REUTERS/Kim Hong-Ji/Pool/File Photo
A North Korean flag flutters at the propaganda village of Gijungdong in North Korea, on July 19, 2022.

SEOUL — North Korea is suspected to have launched an average of 1.5 million cyber-attacks per day last year against the South Korean public sector, such as financial and infrastructure systems, according to sources close to the South Korean government.

The number of strikes has increased dramatically compared to that of four years ago, and many were performed in attempts to steal money, the sources said.
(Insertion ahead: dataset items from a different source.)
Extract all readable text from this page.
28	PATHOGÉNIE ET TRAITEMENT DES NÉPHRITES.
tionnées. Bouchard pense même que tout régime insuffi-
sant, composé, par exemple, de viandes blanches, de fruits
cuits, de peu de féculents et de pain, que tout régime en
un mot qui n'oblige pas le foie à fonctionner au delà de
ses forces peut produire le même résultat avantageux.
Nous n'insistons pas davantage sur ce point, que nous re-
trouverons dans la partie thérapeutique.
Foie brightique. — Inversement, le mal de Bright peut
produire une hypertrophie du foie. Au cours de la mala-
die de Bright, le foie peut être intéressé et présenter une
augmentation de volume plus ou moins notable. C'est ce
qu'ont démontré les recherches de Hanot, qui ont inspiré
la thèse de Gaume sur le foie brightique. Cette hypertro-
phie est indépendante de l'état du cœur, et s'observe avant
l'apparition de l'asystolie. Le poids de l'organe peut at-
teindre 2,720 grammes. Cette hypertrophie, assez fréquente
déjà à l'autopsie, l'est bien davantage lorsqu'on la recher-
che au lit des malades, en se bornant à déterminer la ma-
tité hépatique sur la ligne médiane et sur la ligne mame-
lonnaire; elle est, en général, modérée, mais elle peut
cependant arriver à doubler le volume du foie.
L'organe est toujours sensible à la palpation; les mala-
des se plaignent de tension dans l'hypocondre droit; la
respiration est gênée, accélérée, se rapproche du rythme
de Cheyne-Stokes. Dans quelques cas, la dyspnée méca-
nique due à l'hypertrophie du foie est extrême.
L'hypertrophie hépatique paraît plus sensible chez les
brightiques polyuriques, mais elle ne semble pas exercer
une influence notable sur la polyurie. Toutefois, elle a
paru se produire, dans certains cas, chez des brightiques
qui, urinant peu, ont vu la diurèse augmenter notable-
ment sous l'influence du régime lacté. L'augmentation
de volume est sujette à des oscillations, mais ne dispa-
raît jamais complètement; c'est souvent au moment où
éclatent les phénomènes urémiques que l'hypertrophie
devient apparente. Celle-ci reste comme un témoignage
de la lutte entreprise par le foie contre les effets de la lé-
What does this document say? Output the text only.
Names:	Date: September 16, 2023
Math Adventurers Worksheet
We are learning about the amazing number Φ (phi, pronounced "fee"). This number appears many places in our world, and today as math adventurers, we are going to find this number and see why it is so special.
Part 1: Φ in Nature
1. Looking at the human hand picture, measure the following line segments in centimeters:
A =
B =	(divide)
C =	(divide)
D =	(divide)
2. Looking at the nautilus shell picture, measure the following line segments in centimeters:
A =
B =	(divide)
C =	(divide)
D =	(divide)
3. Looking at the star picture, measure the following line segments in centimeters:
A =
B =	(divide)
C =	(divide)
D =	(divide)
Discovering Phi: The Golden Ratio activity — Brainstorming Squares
As Pyongyang is believed to be suffering a shortage of foreign currency due to border closures, which are one measure in place to protect against the coronavirus pandemic, and prolonged economic sanctions imposed on the country, some South Korean experts say the attacks were carried out to offset financial difficulties.

Cyber-attacks made on the public sector numbered an average of 410,000 per day in 2016, but the figure increased about fourfold to 1.62 million in 2020, according to a report by South Korea’s National Intelligence Service submitted to the national assembly in November. About 40% of the forays were hacks, in attempts to attack financial institutions and to steal crypto-assets or virtual currencies.

According to the sources, 90% to 95% of the cyber-attacks targeting the country in 2020 — or an average of 1.5 million attacks per day — are believed to have been launched by North Korea. Most were made after being routed through other countries.

North Korea in the past executed cyber-attacks to steal information or crash infrastructure systems. However, the main purpose has shifted to stealing money in recent years.

Pyongyang is suspected to have been involved in a case involving Bangladesh Bank in which about $80 million (about ¥8.4 billion) was stolen in 2016. North Korea is also accused of being behind the WannaCry computer virus in 2017 that demanded banks around the world, including Japanese and U.S. institutions, pay ransoms.

The U.S. Federal Bureau of Investigation issued a warning in August 2020 that a group of hackers affiliated with the Reconnaissance General Bureau, North Korea’s foreign intelligence service, has resumed cyber-attacks against financial institutions in various countries since February last year.

According to a report by Slovak cybersecurity firm ESET, released in November 2020, another group of North Korean hackers has launched a new round of attacks exploiting South Korean security software programs.

The offensives are believed to reflect North Korea’s attempts to step up theft attacks as the country suffers financially amid the pandemic.

“North Korea is currently in a situation in which it can obtain foreign currency only through illegal means such as hacking,” said Korea University’s Prof. Yoo Ho-yeol, who specializes in North Korean studies. “Kim Jong Un’s regime is building up its cyberforces and is likely to continue attacks for monetary purposes.”